I did not understand how the authors arrived at this value.

It is to be noted that the values of $W$ are sampled uniformly from $[-1/2,1/2]$ similar to the $b_i$'s and the values of $s$ is sampled from $\{0,1\}$ with equal probability similar to the $a_i$'s.

Also, In section 2.1 the authors say that the expected value (Euclidean norm) of a $n$ dimensional vector sampled from a discrete Gaussian distribution with s.d $\sigma$ is $\sqrt{n}\sigma$. So, according to the authors, $S$ is a summation $n/2$ values ($b_i$) sampled uniformly from $[−1/2, 1/2]$, so can we say that central limit theorem guarantees that the distribution of $b_i$ follow a Gaussian distribution with $\sigma=1/4$? I appreciate your help.

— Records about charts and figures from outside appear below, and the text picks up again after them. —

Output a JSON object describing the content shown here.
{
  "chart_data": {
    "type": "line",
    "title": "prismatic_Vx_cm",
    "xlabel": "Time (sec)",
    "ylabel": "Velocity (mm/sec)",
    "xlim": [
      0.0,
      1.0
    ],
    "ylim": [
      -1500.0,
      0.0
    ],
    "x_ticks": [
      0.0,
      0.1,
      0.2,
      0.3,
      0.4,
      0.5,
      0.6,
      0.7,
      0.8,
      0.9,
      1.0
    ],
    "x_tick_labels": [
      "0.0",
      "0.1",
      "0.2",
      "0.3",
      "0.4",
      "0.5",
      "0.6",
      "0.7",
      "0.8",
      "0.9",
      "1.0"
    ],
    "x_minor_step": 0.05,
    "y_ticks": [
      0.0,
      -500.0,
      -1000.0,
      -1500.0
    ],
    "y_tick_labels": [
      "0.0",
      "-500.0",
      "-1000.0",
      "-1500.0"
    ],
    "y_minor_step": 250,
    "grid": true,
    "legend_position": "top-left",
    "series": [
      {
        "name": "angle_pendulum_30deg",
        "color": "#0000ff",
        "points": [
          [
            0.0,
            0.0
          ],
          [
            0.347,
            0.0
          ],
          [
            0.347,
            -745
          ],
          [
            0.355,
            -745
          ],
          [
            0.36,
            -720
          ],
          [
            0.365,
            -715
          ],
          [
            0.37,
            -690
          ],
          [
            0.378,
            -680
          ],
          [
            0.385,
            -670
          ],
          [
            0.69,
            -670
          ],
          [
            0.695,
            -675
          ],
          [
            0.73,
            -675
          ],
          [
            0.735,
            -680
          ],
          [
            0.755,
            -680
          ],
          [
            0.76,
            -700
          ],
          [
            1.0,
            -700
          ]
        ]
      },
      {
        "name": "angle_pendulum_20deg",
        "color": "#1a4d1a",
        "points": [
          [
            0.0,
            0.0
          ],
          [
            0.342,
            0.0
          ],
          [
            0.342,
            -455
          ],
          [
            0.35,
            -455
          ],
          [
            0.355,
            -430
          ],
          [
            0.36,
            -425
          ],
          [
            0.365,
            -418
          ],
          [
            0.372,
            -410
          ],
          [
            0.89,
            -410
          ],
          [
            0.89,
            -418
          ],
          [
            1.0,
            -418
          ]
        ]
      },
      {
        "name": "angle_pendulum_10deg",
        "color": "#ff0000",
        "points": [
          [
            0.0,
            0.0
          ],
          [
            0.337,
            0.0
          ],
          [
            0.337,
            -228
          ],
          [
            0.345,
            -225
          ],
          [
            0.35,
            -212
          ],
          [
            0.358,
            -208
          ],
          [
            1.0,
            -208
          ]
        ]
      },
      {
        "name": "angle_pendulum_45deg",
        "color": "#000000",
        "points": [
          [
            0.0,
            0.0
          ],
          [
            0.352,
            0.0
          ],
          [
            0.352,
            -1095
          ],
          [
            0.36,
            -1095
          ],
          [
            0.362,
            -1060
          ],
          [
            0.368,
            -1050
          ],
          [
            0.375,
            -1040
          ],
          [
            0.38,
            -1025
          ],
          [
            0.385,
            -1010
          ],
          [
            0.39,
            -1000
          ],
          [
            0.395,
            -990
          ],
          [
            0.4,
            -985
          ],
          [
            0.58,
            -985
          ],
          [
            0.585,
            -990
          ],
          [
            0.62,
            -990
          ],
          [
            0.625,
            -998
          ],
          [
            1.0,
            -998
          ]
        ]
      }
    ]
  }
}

EDIT : $\mu_a$ will be $1/2$ and not $0$. But it still does not solve the issue. as $\mu_a \cdot \mu_b=0$

1

There are 1 best solutions below

0
On BEST ANSWER

Comment continued: Assuming my guesses in (c) of my Comment are correct, here is a simulation of a million sums $S$ for $n = 20.$ By part (a) of my Comment, you should have $E(S) = 0.$ Also, you say you should have $\sigma = \sqrt{20/24} = 0.9128709,$ which is approximately confirmed by the simulation. For large $n,$ you will have $S$ nearly (but not exactly) normal. It seems that $n = 20$ is large enough to get a good approximation to normality.

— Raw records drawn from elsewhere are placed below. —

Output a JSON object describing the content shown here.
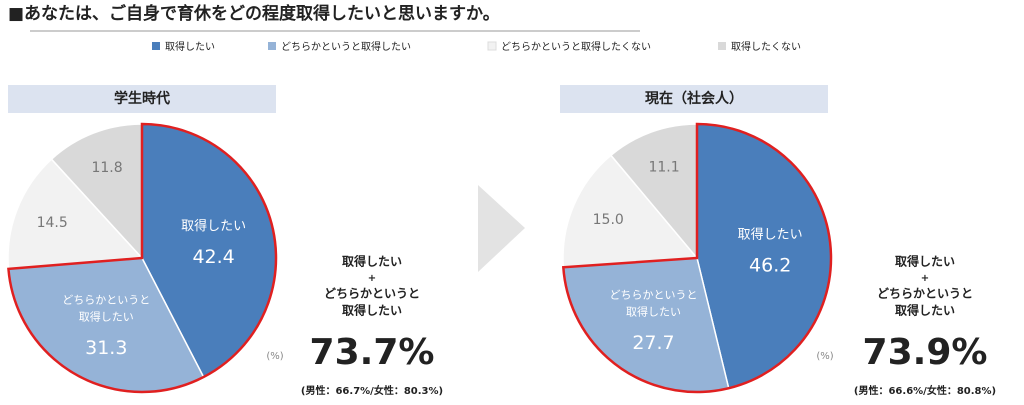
{
  "title": "■あなたは、ご自身で育休をどの程度取得したいと思いますか。",
  "chart_data": [
    {
      "type": "pie",
      "title": "学生時代",
      "categories": [
        "取得したい",
        "どちらかというと取得したい",
        "どちらかというと取得したくない",
        "取得したくない"
      ],
      "values": [
        42.4,
        31.3,
        14.5,
        11.8
      ],
      "colors": [
        "#4a7ebb",
        "#95b3d7",
        "#f2f2f2",
        "#d9d9d9"
      ],
      "slice_labels": [
        [
          "取得したい"
        ],
        [
          "どちらかというと",
          "取得したい"
        ],
        null,
        null
      ],
      "unit_note": "(%)",
      "summary": {
        "label_lines": [
          "取得したい",
          "+",
          "どちらかというと",
          "取得したい"
        ],
        "total": "73.7%",
        "breakdown": "(男性：66.7%/女性：80.3%)"
      }
    },
    {
      "type": "pie",
      "title": "現在（社会人）",
      "categories": [
        "取得したい",
        "どちらかというと取得したい",
        "どちらかというと取得したくない",
        "取得したくない"
      ],
      "values": [
        46.2,
        27.7,
        15.0,
        11.1
      ],
      "value_labels": [
        "46.2",
        "27.7",
        "15.0",
        "11.1"
      ],
      "colors": [
        "#4a7ebb",
        "#95b3d7",
        "#f2f2f2",
        "#d9d9d9"
      ],
      "slice_labels": [
        [
          "取得したい"
        ],
        [
          "どちらかというと",
          "取得したい"
        ],
        null,
        null
      ],
      "unit_note": "(%)",
      "summary": {
        "label_lines": [
          "取得したい",
          "+",
          "どちらかというと",
          "取得したい"
        ],
        "total": "73.9%",
        "breakdown": "(男性：66.6%/女性：80.8%)"
      }
    }
  ]
}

m = 10^6;  s = numeric(m);  n = 20
for(i in 1:m) {
  a = rbinom(n, 1, .5);  b = runif(n, -.5,.5)
  s[i] = sum(a*b) }
mean(s);  sd(s)
## -0.0004134797    # aprx E(S) = 0 
## 0.9128541        # aprx SD(S) = 0.9128709

The histogram below shows the approximate distribution of $S$ from simulation together with the well-fitting density function of $\mathsf{Norm}(0, .9129).$

enter image description here

Of course, the simulation doesn't 'prove' anything, but its results may encourage you that you are mainly on the right track. You should be able to clarify your statement of the problem and write a convincing solution for general $n$.